Juliano later returned to Jenin and re-opened the Freedom Theatre to restore some sense of hope to their lives. But even this gesture has been cut short. Despite his (and his mother’s) long philanthropic connection to the community, Juliano—a secular critic of both sides of the conflict, half-Jewish, who had served in the IDF—was still viewed with suspicion, even contempt, by elements in the camp, especially fundamentalist militants, who disliked the freedom he preached, especially to young women, and some of the productions he staged. He was shot at close range, not far from the theatre, while driving with his infant son and babysitter; he left behind his wife, six months pregnant with twins, and an older daughter—and thousands of grieving friends and admirers.
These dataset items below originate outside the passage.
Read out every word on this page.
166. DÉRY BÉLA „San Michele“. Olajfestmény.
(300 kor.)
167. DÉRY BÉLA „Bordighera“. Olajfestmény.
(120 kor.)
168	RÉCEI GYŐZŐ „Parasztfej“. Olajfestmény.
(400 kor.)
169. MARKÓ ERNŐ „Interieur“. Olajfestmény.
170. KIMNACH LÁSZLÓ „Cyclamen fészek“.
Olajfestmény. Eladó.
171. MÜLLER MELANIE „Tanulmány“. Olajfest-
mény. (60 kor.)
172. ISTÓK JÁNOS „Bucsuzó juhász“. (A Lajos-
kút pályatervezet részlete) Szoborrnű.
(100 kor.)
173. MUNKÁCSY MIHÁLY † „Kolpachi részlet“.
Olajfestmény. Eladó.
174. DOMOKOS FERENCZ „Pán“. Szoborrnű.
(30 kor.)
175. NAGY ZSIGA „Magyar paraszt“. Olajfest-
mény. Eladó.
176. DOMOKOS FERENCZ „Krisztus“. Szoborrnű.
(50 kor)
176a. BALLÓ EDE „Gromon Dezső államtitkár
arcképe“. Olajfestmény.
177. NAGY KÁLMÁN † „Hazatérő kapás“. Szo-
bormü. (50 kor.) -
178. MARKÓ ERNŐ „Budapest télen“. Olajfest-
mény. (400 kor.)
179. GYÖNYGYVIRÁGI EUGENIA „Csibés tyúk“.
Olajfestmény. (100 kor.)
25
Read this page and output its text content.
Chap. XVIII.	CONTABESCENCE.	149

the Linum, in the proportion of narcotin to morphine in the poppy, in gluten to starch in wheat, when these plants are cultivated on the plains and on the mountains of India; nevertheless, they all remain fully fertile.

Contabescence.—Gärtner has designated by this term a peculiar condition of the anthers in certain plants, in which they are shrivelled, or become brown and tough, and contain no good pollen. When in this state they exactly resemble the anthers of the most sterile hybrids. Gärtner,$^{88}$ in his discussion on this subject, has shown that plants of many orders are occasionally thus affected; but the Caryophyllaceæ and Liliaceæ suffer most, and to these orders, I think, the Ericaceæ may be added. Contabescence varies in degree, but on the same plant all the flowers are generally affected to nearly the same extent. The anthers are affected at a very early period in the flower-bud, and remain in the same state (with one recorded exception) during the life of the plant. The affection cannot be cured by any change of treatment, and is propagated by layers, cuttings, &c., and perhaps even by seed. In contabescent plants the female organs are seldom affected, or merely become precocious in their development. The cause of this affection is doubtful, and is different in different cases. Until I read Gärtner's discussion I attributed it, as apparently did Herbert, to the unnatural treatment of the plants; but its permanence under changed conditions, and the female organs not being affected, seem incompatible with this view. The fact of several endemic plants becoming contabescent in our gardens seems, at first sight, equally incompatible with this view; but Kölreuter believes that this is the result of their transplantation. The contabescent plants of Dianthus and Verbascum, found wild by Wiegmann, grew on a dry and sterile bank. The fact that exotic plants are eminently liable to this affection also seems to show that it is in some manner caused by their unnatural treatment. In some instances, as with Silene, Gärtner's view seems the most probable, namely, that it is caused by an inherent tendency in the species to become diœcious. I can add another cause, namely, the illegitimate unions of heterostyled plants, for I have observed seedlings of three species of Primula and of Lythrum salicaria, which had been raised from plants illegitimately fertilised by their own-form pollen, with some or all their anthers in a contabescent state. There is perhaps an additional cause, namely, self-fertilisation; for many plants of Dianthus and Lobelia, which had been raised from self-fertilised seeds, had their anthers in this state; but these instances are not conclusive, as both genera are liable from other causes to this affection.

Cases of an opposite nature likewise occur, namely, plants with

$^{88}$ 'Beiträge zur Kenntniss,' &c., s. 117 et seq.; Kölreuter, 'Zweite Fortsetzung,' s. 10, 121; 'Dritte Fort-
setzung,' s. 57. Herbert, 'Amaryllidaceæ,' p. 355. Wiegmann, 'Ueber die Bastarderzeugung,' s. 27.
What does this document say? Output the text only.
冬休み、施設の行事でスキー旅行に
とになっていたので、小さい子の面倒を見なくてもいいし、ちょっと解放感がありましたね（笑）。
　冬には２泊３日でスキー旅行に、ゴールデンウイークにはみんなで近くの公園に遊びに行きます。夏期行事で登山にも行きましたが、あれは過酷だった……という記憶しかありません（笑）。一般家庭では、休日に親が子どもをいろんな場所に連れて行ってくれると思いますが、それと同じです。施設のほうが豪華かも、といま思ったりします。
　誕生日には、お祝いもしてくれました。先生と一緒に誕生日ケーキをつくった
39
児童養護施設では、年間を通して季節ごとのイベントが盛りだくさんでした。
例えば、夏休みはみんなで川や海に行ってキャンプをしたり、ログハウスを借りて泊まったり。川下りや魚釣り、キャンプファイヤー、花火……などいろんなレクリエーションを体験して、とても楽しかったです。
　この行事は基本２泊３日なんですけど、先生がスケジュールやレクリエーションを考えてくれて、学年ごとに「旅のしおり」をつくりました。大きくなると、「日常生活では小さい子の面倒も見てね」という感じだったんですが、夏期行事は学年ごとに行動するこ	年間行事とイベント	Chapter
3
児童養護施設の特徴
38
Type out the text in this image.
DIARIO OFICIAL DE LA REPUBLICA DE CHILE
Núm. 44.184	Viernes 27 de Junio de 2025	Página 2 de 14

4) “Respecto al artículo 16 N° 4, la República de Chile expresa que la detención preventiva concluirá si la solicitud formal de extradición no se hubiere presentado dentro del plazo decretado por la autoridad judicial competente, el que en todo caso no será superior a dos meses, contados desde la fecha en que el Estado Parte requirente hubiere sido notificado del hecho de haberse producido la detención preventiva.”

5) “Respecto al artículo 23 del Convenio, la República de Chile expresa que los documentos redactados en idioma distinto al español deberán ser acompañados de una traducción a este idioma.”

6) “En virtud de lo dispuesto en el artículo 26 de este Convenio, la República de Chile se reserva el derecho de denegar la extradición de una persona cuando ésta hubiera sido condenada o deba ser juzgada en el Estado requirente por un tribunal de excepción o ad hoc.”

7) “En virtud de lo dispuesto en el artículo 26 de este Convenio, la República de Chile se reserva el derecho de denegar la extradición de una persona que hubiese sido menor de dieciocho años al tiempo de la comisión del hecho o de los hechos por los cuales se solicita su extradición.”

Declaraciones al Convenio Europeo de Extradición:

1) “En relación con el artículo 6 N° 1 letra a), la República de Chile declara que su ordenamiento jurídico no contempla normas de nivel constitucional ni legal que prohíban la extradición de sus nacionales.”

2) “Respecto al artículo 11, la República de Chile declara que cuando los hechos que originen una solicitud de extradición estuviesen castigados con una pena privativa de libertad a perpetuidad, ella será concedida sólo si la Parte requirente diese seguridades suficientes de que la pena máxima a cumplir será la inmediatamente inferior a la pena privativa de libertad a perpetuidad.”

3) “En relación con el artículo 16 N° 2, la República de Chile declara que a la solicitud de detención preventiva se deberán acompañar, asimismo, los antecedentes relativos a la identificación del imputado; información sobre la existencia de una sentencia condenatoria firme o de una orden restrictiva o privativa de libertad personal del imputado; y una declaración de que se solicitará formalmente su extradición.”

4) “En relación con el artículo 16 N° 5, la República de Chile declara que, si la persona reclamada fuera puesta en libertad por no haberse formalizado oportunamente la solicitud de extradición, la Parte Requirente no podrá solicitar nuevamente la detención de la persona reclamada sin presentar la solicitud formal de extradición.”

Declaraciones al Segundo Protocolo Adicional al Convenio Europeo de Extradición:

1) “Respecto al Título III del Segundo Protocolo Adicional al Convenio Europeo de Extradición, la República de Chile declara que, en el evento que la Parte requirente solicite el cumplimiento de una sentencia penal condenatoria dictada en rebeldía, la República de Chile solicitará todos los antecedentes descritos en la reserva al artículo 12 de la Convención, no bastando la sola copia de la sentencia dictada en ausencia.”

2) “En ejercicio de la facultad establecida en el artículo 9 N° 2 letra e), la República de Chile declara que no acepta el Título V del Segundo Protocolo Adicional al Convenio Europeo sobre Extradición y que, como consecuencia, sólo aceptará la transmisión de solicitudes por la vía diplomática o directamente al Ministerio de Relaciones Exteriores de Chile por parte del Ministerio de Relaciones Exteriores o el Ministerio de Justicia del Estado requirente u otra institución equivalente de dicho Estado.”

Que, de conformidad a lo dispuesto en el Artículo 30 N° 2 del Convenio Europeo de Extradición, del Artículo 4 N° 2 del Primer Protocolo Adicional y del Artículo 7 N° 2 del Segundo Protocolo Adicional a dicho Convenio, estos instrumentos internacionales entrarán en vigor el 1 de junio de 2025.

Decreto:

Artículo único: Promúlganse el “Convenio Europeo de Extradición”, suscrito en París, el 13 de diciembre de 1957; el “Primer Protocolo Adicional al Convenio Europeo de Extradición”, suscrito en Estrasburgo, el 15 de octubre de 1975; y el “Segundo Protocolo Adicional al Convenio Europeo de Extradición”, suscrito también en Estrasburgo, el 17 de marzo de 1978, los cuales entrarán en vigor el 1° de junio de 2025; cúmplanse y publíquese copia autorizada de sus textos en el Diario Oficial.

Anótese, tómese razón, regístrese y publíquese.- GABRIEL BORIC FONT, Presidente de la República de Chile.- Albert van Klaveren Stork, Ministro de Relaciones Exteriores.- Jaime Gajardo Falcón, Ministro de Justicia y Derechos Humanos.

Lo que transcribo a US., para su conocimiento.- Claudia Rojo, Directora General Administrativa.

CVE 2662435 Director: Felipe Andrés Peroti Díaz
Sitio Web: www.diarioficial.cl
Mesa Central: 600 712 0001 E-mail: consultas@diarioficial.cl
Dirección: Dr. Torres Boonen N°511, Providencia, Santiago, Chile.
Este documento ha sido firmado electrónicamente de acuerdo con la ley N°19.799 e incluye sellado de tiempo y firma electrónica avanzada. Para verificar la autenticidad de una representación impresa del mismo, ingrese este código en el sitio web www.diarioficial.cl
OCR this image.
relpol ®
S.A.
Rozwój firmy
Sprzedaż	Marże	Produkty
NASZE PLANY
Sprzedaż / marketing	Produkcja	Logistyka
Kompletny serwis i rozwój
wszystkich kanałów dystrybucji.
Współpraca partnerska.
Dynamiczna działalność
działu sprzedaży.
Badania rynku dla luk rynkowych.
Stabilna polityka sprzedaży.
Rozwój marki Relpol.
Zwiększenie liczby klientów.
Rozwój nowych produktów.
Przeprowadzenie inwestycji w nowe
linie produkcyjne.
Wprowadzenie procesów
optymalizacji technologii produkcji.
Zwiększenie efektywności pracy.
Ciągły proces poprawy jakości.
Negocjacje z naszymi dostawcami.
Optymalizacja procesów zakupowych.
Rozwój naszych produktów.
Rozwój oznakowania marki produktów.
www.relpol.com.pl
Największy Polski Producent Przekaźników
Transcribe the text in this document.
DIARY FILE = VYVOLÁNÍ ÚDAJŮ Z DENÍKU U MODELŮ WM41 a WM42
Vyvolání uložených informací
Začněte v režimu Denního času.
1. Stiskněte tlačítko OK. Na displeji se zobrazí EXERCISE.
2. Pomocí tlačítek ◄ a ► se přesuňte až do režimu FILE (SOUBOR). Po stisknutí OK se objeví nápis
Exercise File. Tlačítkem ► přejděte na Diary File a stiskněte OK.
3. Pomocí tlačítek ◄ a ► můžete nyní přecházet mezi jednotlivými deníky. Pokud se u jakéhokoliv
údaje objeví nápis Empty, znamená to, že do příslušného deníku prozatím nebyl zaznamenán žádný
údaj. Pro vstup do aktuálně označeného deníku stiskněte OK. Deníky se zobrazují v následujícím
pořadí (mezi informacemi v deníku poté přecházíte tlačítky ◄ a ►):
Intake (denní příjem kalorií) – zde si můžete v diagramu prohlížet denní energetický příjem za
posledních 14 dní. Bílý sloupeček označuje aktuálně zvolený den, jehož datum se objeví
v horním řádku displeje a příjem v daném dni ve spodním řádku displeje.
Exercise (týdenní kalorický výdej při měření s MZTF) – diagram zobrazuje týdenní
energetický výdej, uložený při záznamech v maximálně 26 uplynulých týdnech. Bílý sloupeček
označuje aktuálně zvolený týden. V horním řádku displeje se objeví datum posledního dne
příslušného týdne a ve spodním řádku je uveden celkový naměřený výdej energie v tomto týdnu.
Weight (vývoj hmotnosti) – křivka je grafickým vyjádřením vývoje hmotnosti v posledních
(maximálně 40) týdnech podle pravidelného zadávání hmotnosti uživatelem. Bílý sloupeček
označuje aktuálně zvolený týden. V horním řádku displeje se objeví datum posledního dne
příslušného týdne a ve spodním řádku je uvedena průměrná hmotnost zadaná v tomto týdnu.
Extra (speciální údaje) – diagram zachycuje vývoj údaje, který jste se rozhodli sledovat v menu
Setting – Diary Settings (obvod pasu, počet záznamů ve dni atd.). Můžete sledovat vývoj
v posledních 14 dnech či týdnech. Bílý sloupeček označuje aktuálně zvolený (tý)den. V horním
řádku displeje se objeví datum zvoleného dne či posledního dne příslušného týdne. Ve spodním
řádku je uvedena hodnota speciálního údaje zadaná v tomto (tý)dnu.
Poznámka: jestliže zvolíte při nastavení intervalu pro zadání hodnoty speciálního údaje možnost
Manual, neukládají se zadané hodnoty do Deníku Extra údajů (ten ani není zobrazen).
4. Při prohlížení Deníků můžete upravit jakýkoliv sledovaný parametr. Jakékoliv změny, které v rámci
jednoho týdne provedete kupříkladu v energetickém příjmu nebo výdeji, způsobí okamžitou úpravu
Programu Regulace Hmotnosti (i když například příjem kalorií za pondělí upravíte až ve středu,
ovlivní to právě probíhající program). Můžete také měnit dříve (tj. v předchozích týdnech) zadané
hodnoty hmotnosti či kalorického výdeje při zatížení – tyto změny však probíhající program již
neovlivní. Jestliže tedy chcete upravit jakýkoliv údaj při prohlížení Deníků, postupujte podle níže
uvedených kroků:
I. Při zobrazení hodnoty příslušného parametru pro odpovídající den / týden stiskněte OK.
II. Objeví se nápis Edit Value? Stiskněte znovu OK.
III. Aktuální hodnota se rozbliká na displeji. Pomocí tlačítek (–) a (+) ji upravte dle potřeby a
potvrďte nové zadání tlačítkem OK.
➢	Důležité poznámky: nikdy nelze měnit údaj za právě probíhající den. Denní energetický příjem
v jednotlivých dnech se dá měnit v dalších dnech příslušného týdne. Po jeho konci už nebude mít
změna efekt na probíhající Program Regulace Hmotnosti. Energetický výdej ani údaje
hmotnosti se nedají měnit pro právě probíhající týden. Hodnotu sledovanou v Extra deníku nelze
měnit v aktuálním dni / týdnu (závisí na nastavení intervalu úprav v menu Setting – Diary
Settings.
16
He was in the middle of staging a production of Alice in Wonderland.



After a public ceremony at a theatre in Haifa, his body was driven in a procession—with a special permit—into the West Bank, so that his Palestinian friends and students could say farewell, before it was buried, next to his mother’s, in the cemetery at Kibbutz Ramot Menashe. Neither was a kibbutznik, but when his mother had died after a long battle with cancer, the kibbutz was the only community that would accept the body of this controversial social activist. 

Arna and Juliano Mer-Khamis (and Tim Hetherington for that matter) represented the ideals of what might be understood as “kibbutzism”: a passion for social justice, a willingness to take risks, a desire to create new worlds and new ways of living, a restless need to question authority and bear witness, and a belief that it is through creative expression, not political repression, that we will find our way to collective peace. That might seem, today, like a naive dream in the shadow of their deaths—and amid the ongoing violence throughout the Middle East. But we can only hope that their work, which carries on, and their vision, which is shared by others, will win out in the end.